Tahukah anda jika uang anda bisa habis jika tidak punya tata kelola gudang yang baik ?
Gudang biasa dipakai untuk menyimpan barang persediaan atau stok sebelum dijual. Semakin maju bisnis anda macam dan jenis stok makin banyak. BIsa dibayangkan kalau anda punya bisnis mini market. Etalase anda adalah gudang anda.
Untuk mengisi stok dalam gudang tentu perlu uang. Anda pasti ingin uang anda segera kembali dengan keuntungan. Nah, bagaimana jika stok anda tidak laku terjual. Sementara jenis stok lain sudah habis dan keuntungannya belum cukup untuk membeli barang yang sama dengan jumlah yang cukup.
Saya melihat kasus gudang ini makin kritis jika bisnis harus menyimpan barang tidak tahan lama seperti makanan, buah, sayur mayur dan barang lain yang punya kedaluarsa. Jika tidak laku terjual dan lewat tempo kedaluarsa, uang anda langsung hilang.

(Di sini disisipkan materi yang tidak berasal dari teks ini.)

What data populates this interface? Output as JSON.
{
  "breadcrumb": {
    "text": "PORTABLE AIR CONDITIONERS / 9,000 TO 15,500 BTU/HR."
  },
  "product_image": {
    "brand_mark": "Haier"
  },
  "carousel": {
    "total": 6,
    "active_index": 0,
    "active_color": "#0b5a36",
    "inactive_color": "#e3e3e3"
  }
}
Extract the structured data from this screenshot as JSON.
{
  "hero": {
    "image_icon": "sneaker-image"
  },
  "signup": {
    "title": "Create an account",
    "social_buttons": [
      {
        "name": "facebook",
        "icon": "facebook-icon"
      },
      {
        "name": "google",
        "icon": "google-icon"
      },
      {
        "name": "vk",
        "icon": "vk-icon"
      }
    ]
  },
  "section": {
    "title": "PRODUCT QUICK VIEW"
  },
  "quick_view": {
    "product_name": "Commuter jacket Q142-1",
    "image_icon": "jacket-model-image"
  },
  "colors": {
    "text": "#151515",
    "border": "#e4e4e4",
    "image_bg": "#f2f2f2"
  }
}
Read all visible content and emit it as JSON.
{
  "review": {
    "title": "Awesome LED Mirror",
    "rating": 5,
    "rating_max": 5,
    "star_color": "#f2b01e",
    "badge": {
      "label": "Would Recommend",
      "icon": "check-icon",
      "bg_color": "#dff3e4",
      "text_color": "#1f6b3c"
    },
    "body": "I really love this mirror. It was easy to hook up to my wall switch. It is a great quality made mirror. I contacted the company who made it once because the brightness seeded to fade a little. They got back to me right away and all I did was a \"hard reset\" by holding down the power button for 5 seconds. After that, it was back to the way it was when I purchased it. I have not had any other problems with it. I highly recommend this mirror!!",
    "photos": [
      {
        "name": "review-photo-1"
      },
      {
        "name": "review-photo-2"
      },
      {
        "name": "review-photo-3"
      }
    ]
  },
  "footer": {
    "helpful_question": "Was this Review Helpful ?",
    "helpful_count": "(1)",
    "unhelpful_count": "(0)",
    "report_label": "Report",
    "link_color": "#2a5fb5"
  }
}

Sangat penting untuk punya sistem tata kelola gudang atau inventory yang baik. 8 cara sistem inventory yang bisa anda lakukan adalah ;
- Set Stok Level
Tentukan jumlah minimum barang dalam gudang. Cermati jejak penjualan anda. Hati hati jika jumlah barang sangat jauh melebihi jumlah stok minimum - FIFO
Barang yang lebih dulu masuk gudang harus lebih dulu keluar. Sangat penting jika gudang anda berisi barang yang tidak tahan lama. Pastikan menata barang dengan baik sehingga mudah untuk mengambil dan menempatkan barang baru - Bina Hubungan Supplier
Kerja sama dan komunikasi bisnis dengan supplier membantu proses pengadaan barang dalam gudang. Bahkan ada bisnis yang menyewa gudang supplier demi kelancaran distribusi - Rencana Kejadian Darurat
Antisipasi posisi dan mekanisme tata gudang ketika bisnis alami keadaan luar biasa atau darurat seperti; - Ada lonjakan penjualan... bisnis anda laku keras
- Cash flow anda kering, sehingga tidak sanggup membeli stok
- Gudang terlalu kecil sehingga tidak bisa atasi kondisi laku keras
- Suplier kehabisan stok
- Pabrik hentikan produksi tanpa pemberitahuan
- Audit Rutin
Lakukan audit secara berkala terhadap proses tata kelola gudang dan jumlah barang dalam gudang. Banyak cara bisa dilakukan misalnya; - Stok opname atau menghitung kembali jumlah seluruh macam barang. Biasa ini dilakukan setahun sekali. Dengan sistem komputer untuk inventory stok opname kini bisa dilakukan lebih sering sehingga informasi jumlah barang lebih akurat
- Uji Petik. Lakukan stok opname untuk satu atau beberapa macam barang. Lakukan secara mendadak. Operator gudang tidak perlu repot mempersiapkan upacara stok opname
- Buat siklus penghitungan barang. Jumlah barang tertentu dihitung, setelah selesai jenis barang lain dihitung, lalu barang lain.. begitu seterusnya sampai seluruh barang terhitung jumlahnya
- Hitung jumlah barang yang kritis (mahal dan susah didapat, tapi laku) lebih sering dari barang lain
- Prioritas ABC
Tentukan jenis barang penting sebagai prioritas untuk diperhatikan. Buat kelompok - A. Barang mahal tapi jarang terjual
- B. Barang dengan harga sedang tapi rekor penjualan biasa
- C. Barang murah tapi sering terjual
- Resiko kelompok A lebih besar sehingga harus lebih sering dicermati
- Resiko kelompok C lebih kecil jadi bisa terlewati
- Kelompok B di antaranya
- Forecast
Salah satu proses tata kelola gudang adalah memperkirakan kebutuhan atau forecast demand. Anda bisa dapat info ini dari jejak penjualan. Secara statistik forecast bisa diperhitungkan - Dropshipping
Cara terbaru untuk menghemat biaya gudang dan mengurangi kepusingan mengelola gudang adalah melakukan dropshipping. Barang tidak perlu anda simpan dalam gudang karena anda bisa pesan agar barang dikirim langsung ke pelanggan dari supplier.Jika anda punya banyak outlet dan banyak gudang, cara dropship juga bisa membantu permasalahan logistik anda. Dengan kata lain anda menyewa gudang supplier untuk bisnis anda.